Le Journal de Montreal - Weekend

« Je ne serai jamais sortie de cette violence »

- MARIE-FRANCE BORNAIS

■ Neige Sinno a été récompensé­e par le Prix littéraire Le Monde 2023 et le Prix du roman des Inrockupti­bles.

■ Elle a reçu le Prix Femina 2023.

■ Le roman a été finaliste du prix Goncourt, du prix Médicis et du prix Décembre.

■ L’autrice habite désormais au Mexique.

Récompensé­e par de nombreux prix dont le Femina, le prix littéraire Le Monde, finaliste du Goncourt et du prix Médicis, l’écrivaine française Neige Sinno explique que la littératur­e ne lui a pas permis de sortir vainqueur de l’abjection et ne l’a pas sauvée. Elle raconte, sous forme littéraire, le calvaire qu’elle a vécu, enfant, dans le roman Triste tigre ,etses conséquenc­es. « La littératur­e ne m’a pas sauvée. Je ne suis pas sauvée », écrit-elle.

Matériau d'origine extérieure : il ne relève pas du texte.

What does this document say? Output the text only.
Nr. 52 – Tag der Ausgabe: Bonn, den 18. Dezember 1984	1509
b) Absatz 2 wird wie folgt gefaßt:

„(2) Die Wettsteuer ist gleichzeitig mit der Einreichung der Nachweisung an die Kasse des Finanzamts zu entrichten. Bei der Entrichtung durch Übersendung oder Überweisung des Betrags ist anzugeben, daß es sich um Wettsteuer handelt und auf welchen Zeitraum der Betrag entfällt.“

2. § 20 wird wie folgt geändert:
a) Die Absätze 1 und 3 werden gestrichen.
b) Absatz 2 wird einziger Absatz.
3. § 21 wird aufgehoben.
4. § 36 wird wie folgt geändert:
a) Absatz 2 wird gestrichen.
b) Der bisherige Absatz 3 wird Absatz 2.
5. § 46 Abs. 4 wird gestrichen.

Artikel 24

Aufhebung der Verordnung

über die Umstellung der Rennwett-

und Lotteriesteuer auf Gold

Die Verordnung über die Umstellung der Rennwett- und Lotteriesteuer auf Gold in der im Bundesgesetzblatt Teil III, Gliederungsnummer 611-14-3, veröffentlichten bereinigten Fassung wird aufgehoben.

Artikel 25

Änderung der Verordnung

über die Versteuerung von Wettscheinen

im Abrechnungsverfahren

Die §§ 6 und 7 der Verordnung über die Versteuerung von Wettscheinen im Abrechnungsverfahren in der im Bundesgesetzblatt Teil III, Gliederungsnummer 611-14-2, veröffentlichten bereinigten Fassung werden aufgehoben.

Neige Sinno a vécu un véritable cauchemar, des abus et des événements très violents dans son enfance. Elle en parle dans le roman Triste tigre et explique, en entrevue, qu’elle ne s’identifie pas trop à la question de la résilience.

« J’ai un peu l’impression que ce concept de résilience, c’est une injonction. C’est devenu une injonction dans le discours de la société : que le but, pour quelqu’un qui a subi un traumatism­e, ça va automatiqu­ement être d’aller mieux par rapport à ce traumatism­e et ça doit être sa priorité dans la vie. »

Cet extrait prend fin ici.